7.2. Definitions

Note

The nextnanoevo Python package is under development. Its release is planned for 2024.

The optimization procedure is defined by vector of input variables, metric to be optimized (also called fitness for some algorithm), and function that converts input variabels to metric.

To be able to define these parameters of optimization procedure in nextnanoevo, 2 key instances should be created: NextnanoIO and NextnanoMetricExtractor.

7.2.1. nextnanoevo.IO

IO stands for nextnano input-output. This class defines:

  • input_file_path: input file to run

  • input_variable_names: variables to variate in the input file

  • target_output: output datafiles that will be used

To create IO instance, use the following syntax

from nextnanoevo.IO import IO

input_file_path = r'\path\to\input_file.in'

varibles = ['variable_name1', 'variable_name2']
# example: variables = ['WellWidth', 'BarrierWidth']

output_files = [('relative', 'path', 'datafile1'),
                ('relative', 'path', 'datafile2')]

# the path of output files is relative to output directory
# example: output_files = [('Strain', 'strain_simulation.dat'),
#                          ('bias_00000', 'Quantum', 'energy_spectrum_quantum_region_Gamma_00000.dat')]

nn_io = IO(input_file_path, variables, output_files)

7.2.2. Metric

This class defines:

  • input_length: number of datafiles that will be processed (should match with NextnanoIO)

  • output_length: dimensionality of the metric vector

  • extraction_function: how to extract the final metric vector from the datafiles (the function output should match with output_length)
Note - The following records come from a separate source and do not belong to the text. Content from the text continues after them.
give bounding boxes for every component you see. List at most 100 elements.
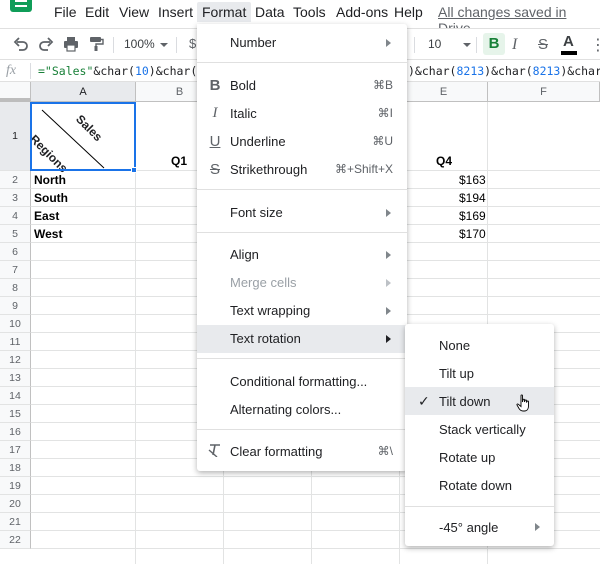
row-header-15[interactable]: 15 [0,405,31,423]
paint-format-icon[interactable] [88,36,104,56]
text-rotation-submenu: None Tilt up ✓ Tilt down Stack verticall… [405,324,554,546]
chevron-down-icon[interactable] [463,43,471,47]
bold-button[interactable]: B [483,33,505,55]
cell-e2[interactable]: $163 [459,173,486,187]
select-all-corner[interactable] [0,82,31,102]
menu-addons[interactable]: Add-ons [334,4,390,20]
menu-tools[interactable]: Tools [291,4,328,20]
hand-cursor-icon [516,394,529,412]
row-header-13[interactable]: 13 [0,369,31,387]
row-header-9[interactable]: 9 [0,297,31,315]
submenu-item-label: Tilt up [439,366,474,381]
menu-item-conditional-formatting[interactable]: Conditional formatting... [197,368,407,396]
rotation-option-stack-vertically[interactable]: Stack vertically [405,415,554,443]
column-header-e[interactable]: E [400,82,488,102]
row-header-8[interactable]: 8 [0,279,31,297]
menu-item-font-size[interactable]: Font size [197,199,407,227]
undo-icon[interactable] [13,36,29,56]
redo-icon[interactable] [38,36,54,56]
row-header-2[interactable]: 2 [0,171,31,189]
font-size-select[interactable]: 10 [428,37,441,51]
menu-file[interactable]: File [52,4,79,20]
menu-view[interactable]: View [117,4,151,20]
menu-item-label: Font size [230,205,283,220]
menu-item-alternating-colors[interactable]: Alternating colors... [197,396,407,424]
column-header-a[interactable]: A [31,82,136,102]
zoom-select[interactable]: 100% [124,37,155,51]
row-header-21[interactable]: 21 [0,513,31,531]
print-icon[interactable] [63,36,79,56]
clear-formatting-icon [208,443,222,461]
menu-item-text-wrapping[interactable]: Text wrapping [197,297,407,325]
menu-item-bold[interactable]: B Bold ⌘B [197,72,407,100]
rotation-option-none[interactable]: None [405,331,554,359]
cell-a5[interactable]: West [34,227,62,241]
cell-selection-a1[interactable] [30,102,136,171]
column-header-f[interactable]: F [488,82,600,102]
strikethrough-button[interactable]: S [538,36,548,53]
more-options-icon[interactable]: ⋮ [590,35,600,55]
toolbar-divider [176,37,177,53]
menu-item-underline[interactable]: U Underline ⌘U [197,128,407,156]
currency-format-button[interactable]: $ [189,36,196,51]
rotation-option-rotate-down[interactable]: Rotate down [405,471,554,499]
row-header-20[interactable]: 20 [0,495,31,513]
bold-icon: B [209,77,221,94]
menu-item-text-rotation[interactable]: Text rotation [197,325,407,353]
menu-format[interactable]: Format [197,2,252,22]
chevron-down-icon[interactable] [160,43,168,47]
menu-help[interactable]: Help [392,4,425,20]
italic-button[interactable]: I [512,36,517,54]
cell-a2[interactable]: North [34,173,66,187]
row-header-11[interactable]: 11 [0,333,31,351]
cell-a3[interactable]: South [34,191,68,205]
menu-item-number[interactable]: Number [197,29,407,57]
row-header-1[interactable]: 1 [0,102,31,171]
row-header-6[interactable]: 6 [0,243,31,261]
menu-insert[interactable]: Insert [156,4,195,20]
row-header-22[interactable]: 22 [0,531,31,549]
row-header-19[interactable]: 19 [0,477,31,495]
row-header-4[interactable]: 4 [0,207,31,225]
menu-divider [197,429,407,430]
row-header-5[interactable]: 5 [0,225,31,243]
menu-item-label: Strikethrough [230,162,308,177]
row-header-16[interactable]: 16 [0,423,31,441]
fill-handle[interactable] [131,167,137,173]
formula-input-continued[interactable]: )&char(8213)&char(8213)&char( [408,64,600,78]
row-header-18[interactable]: 18 [0,459,31,477]
shortcut-label: ⌘B [372,78,393,92]
row-header-12[interactable]: 12 [0,351,31,369]
rotation-option-rotate-up[interactable]: Rotate up [405,443,554,471]
menu-data[interactable]: Data [253,4,287,20]
rotation-option-tilt-up[interactable]: Tilt up [405,359,554,387]
menu-item-align[interactable]: Align [197,241,407,269]
menu-item-label: Conditional formatting... [230,374,368,389]
formula-input[interactable]: ="Sales"&char(10)&char(821 [38,64,218,78]
menu-item-clear-formatting[interactable]: Clear formatting ⌘\ [197,438,407,466]
cell-e1[interactable]: Q4 [436,154,452,168]
menu-item-italic[interactable]: I Italic ⌘I [197,100,407,128]
row-header-3[interactable]: 3 [0,189,31,207]
rotation-option-custom-angle[interactable]: -45° angle [405,513,554,541]
cell-e4[interactable]: $169 [459,209,486,223]
menu-edit[interactable]: Edit [83,4,111,20]
cell-a4[interactable]: East [34,209,59,223]
sheets-logo-icon[interactable] [10,0,32,12]
cell-e3[interactable]: $194 [459,191,486,205]
cell-b1[interactable]: Q1 [171,154,187,168]
cell-e5[interactable]: $170 [459,227,486,241]
row-header-10[interactable]: 10 [0,315,31,333]
submenu-arrow-icon [386,307,391,315]
row-header-14[interactable]: 14 [0,387,31,405]
shortcut-label: ⌘\ [377,444,393,458]
menu-divider [197,232,407,233]
formula-number: 8213 [532,64,561,78]
menu-item-strikethrough[interactable]: S Strikethrough ⌘+Shift+X [197,156,407,184]
menu-item-label: Clear formatting [230,444,323,459]
text-color-button[interactable]: A [563,33,574,50]
row-header-7[interactable]: 7 [0,261,31,279]
gridline [31,548,600,549]
submenu-arrow-icon [386,251,391,259]
row-header-17[interactable]: 17 [0,441,31,459]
Extraction function is defined by user. The extraction function will take as input list of nextnanopy datafiles. Visit this tutorial to get to know about nextnanopy datafiles Tutorial 2 - Plotting data files.

To create Metric instance, use the following syntax

from nextnanoevo.MetricExtractor import Metric
import numpy as np


def dummy_extraction_function(dfiles):
    """
    This is an example of simple extraction function that takes first value of first variable from 2 datafiles.
    Reutrn the vector contatining sum and product of these values.
    """
    dfile1 = dfiles[0]
    dfile2 = dfiles[1]

    val1 = dfile1.variables[0].value[0]
    val2 = dfile1.variables[0].value[0]

    return np.array([val1+val2, val1*val2])


nn_metric = Metric(input_length=2, output_length=2, extraction_function=dummy_extraction_function)

# input_length = 2, because the metric processes 2 datafiles
# output_length = 2, because it returns vector of length 2.

In some cases, the metric function can be dependent on the input variables. The workaround to achieve this is to use the output file that contains the input paramters (variables_input.txt in case of nextnano++). Lets have a look at the dummy example with metric dependent on one value from output file and one input variable.

from nextnanoevo.IO import IO
from nextnanoevo.MetricExtractor import Metric

# first, we define the IO instance with one normal output file and one output file with input variables
input_file_path = r'\path\to\input_file.in'

varibles = ['variable_name1']
output_files = [('relative', 'path', 'datafile'),
                ('variables_input.txt', )]

nn_io = IO(input_file_path, variables, output_files)

def dummy_extraction_function_with_input(dfiles):
    """
    Example of extraction function that takes first value of datafile and input varibale and returns the ratio
    """
    dfile = dfiles[0]
    input_variables_dfile = dfiles[1]

    value = dfile.variables[0].value[0]
    input_value = input_variables_dfile.variables[0].value



    return np.array([value/input_value])

nn_metric = Metric(input_length=2, output_length=1, extraction_function=dummy_extraction_function_with_input)

# input_length = 2, because the metric processes 2 datafiles
# output_length = 1, because it returns vector of length 1.